Customers line up to order at the window at Dalessandro's Steaks in Roxborough, which used to have the option to sit down inside. (River Ryan-Endicott)

💡 Get Philly smart 💡
with BP’s free daily newsletter

Read the news of the day in less than 10 minutes — not that we’re counting.

Once upon a time, the trick to getting quick service at two of the most esteemed and busiest sandwich destinations in the city was simply to push your way to the counter. 

At Dalessandro’s Steaks and Hoagies in Roxborough and DiNic’s Roast Pork in the Reading Terminal Market, lines are once again as long as they were before the pandemic. But at both establishments, counter service is currently not an option. Guests are kept out of Dalessandro’s entirely; the low-slung formica in front of the beer fridges sitting idle. The counters remain at DiNic’s, but the stools are gone. 

“Aesthetically, the store doesn’t look right,” said DiNic’s Joey Nicolosi, the third-generation manager of the sandwich shop known for roast beef, meatballs and Italian sausage sandwiches as well as its namesake roast pork. 

Despite that, Nicolosi has decided against bringing counter service back. It’s a victim of COVID and as well as the particular dynamics of the economic recovery.

When DiNic’s reopened after a three-month closure in June 2020, sales remained a fraction of pre-pandemic levels. Nicolosi couldn’t afford the staff needed for counter service, he said. 

When business started picking up, he initially brought back the stools. Guests were allowed to stay and eat at the counter, but only after they’d waited in line and purchased their sandwiches along with to-go orders. The “hybrid” solution didn’t quite work; it was confusing for customers and staff. 

“The long and short of it is this,” Nicolosi said, explaining that he’s trying to keep prices down, but inflation and the labor market aren’t making it easy. “It’s not as bad as last year, but it’s highly difficult to find employees. If we wanted to bring [counter service] back, sandwiches would be even more expensive.”

Now the shop functions with seven employees rather than 25, and everything moves quicker doing take-out only.
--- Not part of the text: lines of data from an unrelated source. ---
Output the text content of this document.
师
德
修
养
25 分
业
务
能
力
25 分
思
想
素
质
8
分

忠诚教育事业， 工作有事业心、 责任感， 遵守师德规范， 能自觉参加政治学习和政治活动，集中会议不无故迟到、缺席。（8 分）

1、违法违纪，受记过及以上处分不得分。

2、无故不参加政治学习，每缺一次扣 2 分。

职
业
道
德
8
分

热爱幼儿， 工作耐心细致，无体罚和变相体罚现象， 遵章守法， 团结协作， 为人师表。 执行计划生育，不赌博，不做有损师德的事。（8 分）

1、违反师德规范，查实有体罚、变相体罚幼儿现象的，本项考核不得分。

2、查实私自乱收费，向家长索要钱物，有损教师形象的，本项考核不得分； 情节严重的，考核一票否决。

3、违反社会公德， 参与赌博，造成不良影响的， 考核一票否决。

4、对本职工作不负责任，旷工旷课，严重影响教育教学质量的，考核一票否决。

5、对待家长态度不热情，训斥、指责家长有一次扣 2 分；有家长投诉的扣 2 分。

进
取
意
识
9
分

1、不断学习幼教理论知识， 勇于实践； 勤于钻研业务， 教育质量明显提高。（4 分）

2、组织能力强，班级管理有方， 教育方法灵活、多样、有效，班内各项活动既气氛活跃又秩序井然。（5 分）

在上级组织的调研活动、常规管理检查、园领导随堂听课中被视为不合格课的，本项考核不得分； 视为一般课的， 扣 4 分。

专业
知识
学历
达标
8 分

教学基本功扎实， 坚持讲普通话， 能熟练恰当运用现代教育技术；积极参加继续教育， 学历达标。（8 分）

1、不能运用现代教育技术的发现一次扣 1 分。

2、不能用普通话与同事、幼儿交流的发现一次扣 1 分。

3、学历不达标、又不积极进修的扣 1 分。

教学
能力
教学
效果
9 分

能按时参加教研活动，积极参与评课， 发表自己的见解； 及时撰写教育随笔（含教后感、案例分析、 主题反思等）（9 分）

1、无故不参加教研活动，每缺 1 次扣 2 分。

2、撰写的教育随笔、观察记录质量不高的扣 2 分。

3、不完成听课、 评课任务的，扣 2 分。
Nicolosi is also planning a minor renovation to suit the new operation. 

DiNic’s in 2016, with counter seating in full swing behind a line of take-out customers. (Danya Henninger/Billy Penn) Credit: Danya Henninger / Billy Penn

“There is something that you miss. It’s comforting and inviting,” he said about having guests seated at the counter. “But we have to pick our poison here. It’s going to be sandwiches that are affordable, and streamlined service.”

Nicolosi remains open to changing his mind. “I’m not dogmatic about this,” he said. “If I feel it makes sense, I’ll be willing to do it.”

Nearly seven miles to the northwest, Dalessandro’s owner Steve Kotridis said he does eventually intend to reopen the doors to his shop, where patrons now continue to order and pick up through windows installed in 2020. But, speaking just a day before the World Health Organization declared COVID no longer a public health emergency, he said that dining at the counter remains on “pause.”

“I need to see people stop getting sick,” Kotridis said. His cousin, also a restaurateur, has come down with COVID twice in the last few months. 

“Luckily we haven’t had that” among Dalessandro’s staff, he said, crediting it to the policy of keeping the doors closed. “It’s a pretty tight space in here.”

Does it have an effect on the bottom line? With no sit-down option, beer sales have dropped 80%, though Kotridis attributes that to the increasing number of grocery stores that now sell bottles, like the nearby Acme.

Just across Henry Avenue, Chubby’s Steaks offers a sit-down option with a full bar. A few blocks away at Barry’s Steaks and Hoagies, you can grab a seat at the counter and a house-made soda to go along. 

George’s Sandwich Shop in the Italian Market still maintains counter service. (Dan Packel for Billy Penn)

One of the best old-school counters in the city is found at George’s Sandwich Shop in the Italian Market. It has eight stools, and not a menu in sight. (The list is posted on the outside, for people ordering via the window out to 9th Street.)

The server at the no-frills operation can recite the options, but there’s one classic it’s hard to find elsewhere: tripe, with long hots.

“For here, I’m assuming,” she said upon hearing the order. A minute later she pushed the sandwich, half wrapped in foil, and with a plastic fork to help with the mess, across the counter. A perfect Philadelphia lunch.